The Western States Petroleum Association, one of the key fossil-fuel industry associations in California, formally opposed Addis’ bill. California Chief Lobbyist Zach Leary said the state’s policies over the last couple of decades are forcing energy companies to leave.
“What we’ve been explaining to the legislature and to the administration is policies have consequences,” Leary said. “As you’re pursuing the goals of meeting 2045, and you have in-state refining capacity declining faster than demand, then you’re going to run into problems.”
“It’s a big liability,” Leary added.
Looking to next year
Colorado, Illinois, Minnesota, and Washington, D.C., are all working on climate superfund bills, said Cassidy DiPaola, communications director for Fossil-Free Media’s Polluters Pay campaign, which has been pushing the legislation across states.
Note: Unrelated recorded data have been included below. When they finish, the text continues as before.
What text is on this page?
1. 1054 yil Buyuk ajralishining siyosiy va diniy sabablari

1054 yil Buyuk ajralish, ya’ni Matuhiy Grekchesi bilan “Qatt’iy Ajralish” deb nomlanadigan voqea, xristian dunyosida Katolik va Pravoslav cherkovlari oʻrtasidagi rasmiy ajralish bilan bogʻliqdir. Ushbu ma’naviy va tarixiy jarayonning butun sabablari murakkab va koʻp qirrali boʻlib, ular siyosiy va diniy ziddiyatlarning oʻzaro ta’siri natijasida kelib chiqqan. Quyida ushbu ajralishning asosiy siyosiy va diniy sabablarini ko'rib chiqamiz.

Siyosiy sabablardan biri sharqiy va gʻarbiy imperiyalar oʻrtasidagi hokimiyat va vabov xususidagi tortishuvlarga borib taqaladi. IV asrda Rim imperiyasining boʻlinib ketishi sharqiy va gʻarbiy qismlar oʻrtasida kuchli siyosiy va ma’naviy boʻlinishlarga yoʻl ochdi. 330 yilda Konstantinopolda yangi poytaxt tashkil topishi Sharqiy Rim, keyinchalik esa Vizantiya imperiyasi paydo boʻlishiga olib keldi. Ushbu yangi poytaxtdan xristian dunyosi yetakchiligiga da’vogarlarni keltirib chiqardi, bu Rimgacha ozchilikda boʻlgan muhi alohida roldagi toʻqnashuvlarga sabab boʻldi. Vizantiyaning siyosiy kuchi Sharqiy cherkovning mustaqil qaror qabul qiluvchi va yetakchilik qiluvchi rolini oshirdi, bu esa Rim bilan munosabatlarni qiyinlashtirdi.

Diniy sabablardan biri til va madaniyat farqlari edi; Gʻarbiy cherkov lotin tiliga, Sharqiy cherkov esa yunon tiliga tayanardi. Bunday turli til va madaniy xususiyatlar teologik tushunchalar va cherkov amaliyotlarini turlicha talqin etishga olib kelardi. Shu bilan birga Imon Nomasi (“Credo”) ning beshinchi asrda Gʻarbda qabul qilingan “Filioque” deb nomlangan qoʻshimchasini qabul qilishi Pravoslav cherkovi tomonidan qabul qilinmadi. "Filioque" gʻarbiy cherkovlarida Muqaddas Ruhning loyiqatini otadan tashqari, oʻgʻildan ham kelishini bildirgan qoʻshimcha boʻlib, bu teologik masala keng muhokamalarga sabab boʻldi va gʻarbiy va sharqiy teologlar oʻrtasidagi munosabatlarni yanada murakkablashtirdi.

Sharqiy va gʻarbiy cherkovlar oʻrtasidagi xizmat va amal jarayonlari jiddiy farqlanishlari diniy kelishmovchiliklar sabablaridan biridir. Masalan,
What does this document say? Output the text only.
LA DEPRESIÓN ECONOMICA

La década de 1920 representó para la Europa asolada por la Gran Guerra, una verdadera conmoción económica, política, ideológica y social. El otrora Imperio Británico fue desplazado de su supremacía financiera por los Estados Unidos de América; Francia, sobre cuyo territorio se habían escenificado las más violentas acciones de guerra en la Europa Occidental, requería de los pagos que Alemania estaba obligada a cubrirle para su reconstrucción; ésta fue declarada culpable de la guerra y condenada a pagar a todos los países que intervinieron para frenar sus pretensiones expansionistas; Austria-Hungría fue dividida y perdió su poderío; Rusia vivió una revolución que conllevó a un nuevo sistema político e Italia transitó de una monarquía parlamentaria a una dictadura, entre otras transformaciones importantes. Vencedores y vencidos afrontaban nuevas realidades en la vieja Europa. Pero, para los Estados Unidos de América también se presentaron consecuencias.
States are seeing “a permanent line item in their budget and this is called climate damage,” DiPaola said. “Everyone is concerned and it’s happening at the same exact time that the Trump administration is pulling back federal disaster and resilience support for many states.”
“Climate superfund laws are how legislators in states are sort of squaring that circle,” DiPaola added.
Massachusetts’ Owens said if the legal challenges against New York and Vermont are resolved in favor of the states, the statehouse can “go forward without that as an excuse.” If the laws are struck down, lawmakers can factor that into legislation for 2027.
“Our path forward is to watch what’s happening with New York and with Vermont,” he said, adding that once questions surrounding that litigation are answered, Massachusetts can “move forward here as best we can.”